Hace casi cuatro décadas y media , ese extraordinario periodista, poeta y paisajista integral del fútbol y de la vida de todos los días que fue Osvaldo Ardizzone (fallecido el 8 de enero de 1987), entre otras observaciones describía en su columna Juan, el hombre común, la alienación naturalizada de todos los Juanes y Juanas de la cotidianeidad por saber cómo cotizaba el dólar de aquellos días. Lo que era la tablita cambiaria. El valor de las tasas de interés.

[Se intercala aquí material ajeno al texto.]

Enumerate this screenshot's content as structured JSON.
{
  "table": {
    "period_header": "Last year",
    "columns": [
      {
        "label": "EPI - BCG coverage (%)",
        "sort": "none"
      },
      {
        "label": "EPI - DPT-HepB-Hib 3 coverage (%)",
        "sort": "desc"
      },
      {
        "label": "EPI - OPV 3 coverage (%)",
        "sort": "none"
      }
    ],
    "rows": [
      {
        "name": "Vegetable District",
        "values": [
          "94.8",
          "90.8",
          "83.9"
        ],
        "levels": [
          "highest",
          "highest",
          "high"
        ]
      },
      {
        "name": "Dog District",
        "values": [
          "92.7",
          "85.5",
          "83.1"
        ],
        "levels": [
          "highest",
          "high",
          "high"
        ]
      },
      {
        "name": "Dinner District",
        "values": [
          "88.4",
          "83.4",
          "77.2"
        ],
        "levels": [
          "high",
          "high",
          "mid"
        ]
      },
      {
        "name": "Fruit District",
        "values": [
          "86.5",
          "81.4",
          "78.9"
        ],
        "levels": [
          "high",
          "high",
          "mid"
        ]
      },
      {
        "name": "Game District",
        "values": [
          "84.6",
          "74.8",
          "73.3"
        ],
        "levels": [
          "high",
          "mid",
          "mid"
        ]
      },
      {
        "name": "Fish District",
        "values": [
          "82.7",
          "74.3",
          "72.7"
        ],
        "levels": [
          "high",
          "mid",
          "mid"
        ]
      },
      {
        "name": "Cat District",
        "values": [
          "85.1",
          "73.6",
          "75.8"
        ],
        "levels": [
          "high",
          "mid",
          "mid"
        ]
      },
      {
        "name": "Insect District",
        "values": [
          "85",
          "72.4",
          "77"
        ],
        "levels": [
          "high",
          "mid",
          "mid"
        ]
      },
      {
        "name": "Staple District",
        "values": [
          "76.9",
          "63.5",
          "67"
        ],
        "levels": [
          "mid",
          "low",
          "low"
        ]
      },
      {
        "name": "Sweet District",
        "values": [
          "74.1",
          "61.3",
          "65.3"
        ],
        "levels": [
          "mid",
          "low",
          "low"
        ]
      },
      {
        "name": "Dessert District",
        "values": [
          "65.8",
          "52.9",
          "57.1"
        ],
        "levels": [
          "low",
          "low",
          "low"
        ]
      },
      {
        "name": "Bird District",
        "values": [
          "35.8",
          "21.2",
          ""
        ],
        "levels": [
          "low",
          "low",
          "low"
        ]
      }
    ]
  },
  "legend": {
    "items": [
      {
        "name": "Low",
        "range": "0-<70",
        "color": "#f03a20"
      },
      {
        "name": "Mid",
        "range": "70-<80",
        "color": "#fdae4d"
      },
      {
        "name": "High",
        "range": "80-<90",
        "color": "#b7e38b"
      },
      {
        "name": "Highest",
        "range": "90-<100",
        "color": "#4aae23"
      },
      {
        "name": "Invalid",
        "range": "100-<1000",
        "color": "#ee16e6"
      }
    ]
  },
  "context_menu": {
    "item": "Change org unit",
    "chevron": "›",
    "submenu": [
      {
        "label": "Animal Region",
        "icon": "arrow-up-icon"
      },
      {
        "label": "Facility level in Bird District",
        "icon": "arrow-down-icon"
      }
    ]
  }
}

La conveniencia o no de sacar un crédito. De medir en carne propia la inflación. De temer por un despido laboral propio o ajeno. Y de ser testigo directo de lo que era la patria financiera con sus innumerables bicicletas que arrojaban a la desprotección, el desamparo y la miseria a millones de personas.
Esa mirada tan humana y tan real de Osvaldo en realidad era la mirada de los hombres y mujeres comunes que transitan sin misterios ni sofisticaciones los vaivenes de la vida. A 40 años largos de aquellas palabras, nada sustancial parece haberse modificado. Ese hombre y mujer común que no se esconde detrás de ningún vidrio polarizado ni habla como lo indican los libros elegidos de las academias, hoy advierte lo que el Viejo Ardizzone ya veía a finales de los 70 y el arranque de los 80 cuando la dictadura genocida elegía quien vivía y quien moría.
Eran los perfiles de la sociedad invisibilizada. La sociedad subestimada. O la sociedad pulverizada por los rasgos más recalcitrantes del capitalismo siempre salvaje. Porque no hay un capitalismo humanista como se lo pretende registrar con elegancias y obsecuencias políticas y diplomáticas. Su génesis es fiel a su clásico instinto depredador: la acumulación por la acumulación misma, sin reparar en nada de nada.
La foto literaria y testimonial que suscribió el Viejo en las páginas en blanco y negro de esa recordada y valiosa revista que fue Goles Match, también es la foto del presente. La alienación colectiva es la misma. O muy parecida. Los términos son muy similares, casi idénticos. El bombardeo desinformativo camina en una dirección inequívoca: colonizar el pensamiento ajeno. Saturarlo de consignas reaccionarias. De mentiras. De preocupaciones. De urgencias. De ansiedades. De angustias. De confusiones. De basura, en definitiva. Basura funcional a los fines perseguidos.
¿A cuánto cerró hoy el dólar? ¿Cómo cotizó el blue? ¿Y el dólar oficial? Y el dólar turista? ¿Y el dólar MEP? ¿Y el dólar ahorro? ¿Y las tasas suben o se mantienen? ¿Y la inflación baja o está dibujada por algún tecnócrata esa caída? ¿Con qué y hasta donde extorsiona el FMI? ¿Cómo está el riesgo país? ¿Conviene comprar con la tarjeta? ¿Conviene sacar un préstamo? ¿O conviene no pedirle un mango a nadie y bancarse el diluvio debajo de un puente? Se lo preguntan los tipos de la calle y lo exponía antes Osvaldo con algunas diferencias de climas y de contextos. El se lo preguntaba observando la superficie y el fondo. La superficie no es la anécdota ligera, pero no es lo más trascendente. El fondo, en cambio, es la lluvia permanente que nunca cesa. Es la lluvia que inunda las aldeas que quizás nunca se inundaron. O se inundaron menos. Es la lluvia que empuja hacia la inacción. Porque penetra. Desarma. Altera. Desconcierta. Y produce resignación, dolor, resentimiento.
¿A cuánto se va a ir el dólar a fin de año? ¿Qué hacemos con los pesos? ¿Qué hay que comprar? ¿Qué hay que vender? No lo expresaba el Viejo con esta textualidad en el crepúsculo ruinoso de los 70 y el amanecer de los 80. Pero anticipaba con su talento y su sensibilidad artesanal como se iba desarrollando la película que sometía a los hombres y mujeres comunes a padecer (entre otras tragedias) las ficciones económicas y financieras de la época. A estar atento a lo que proclaman los intérpretes de los mercados. Y a seguirles los pasos a los lobbistas que operan las 24 horas de cada día traficando información envenenada en beneficio de sus empleadores que están aquí y que están allá.
Lo sabía Osvaldo solo con detenerse en una parada de colectivos o en una estación de tren o subte y mirar a la gente anónima que abrazaba los apuros. Las décadas transcurridas no cambiaron demasiado el paisaje. Las pantallas de los celulares se sumaron a la escenografía. Y los apuros se fueron multiplicando. No son detalles, pero no son lo central. ¿Qué es lo central, entonces? El hombre y la mujer común constituyéndose en rehenes aplicados de los cambalaches propios de la sociedad de consumo. Hasta que se consume la existencia.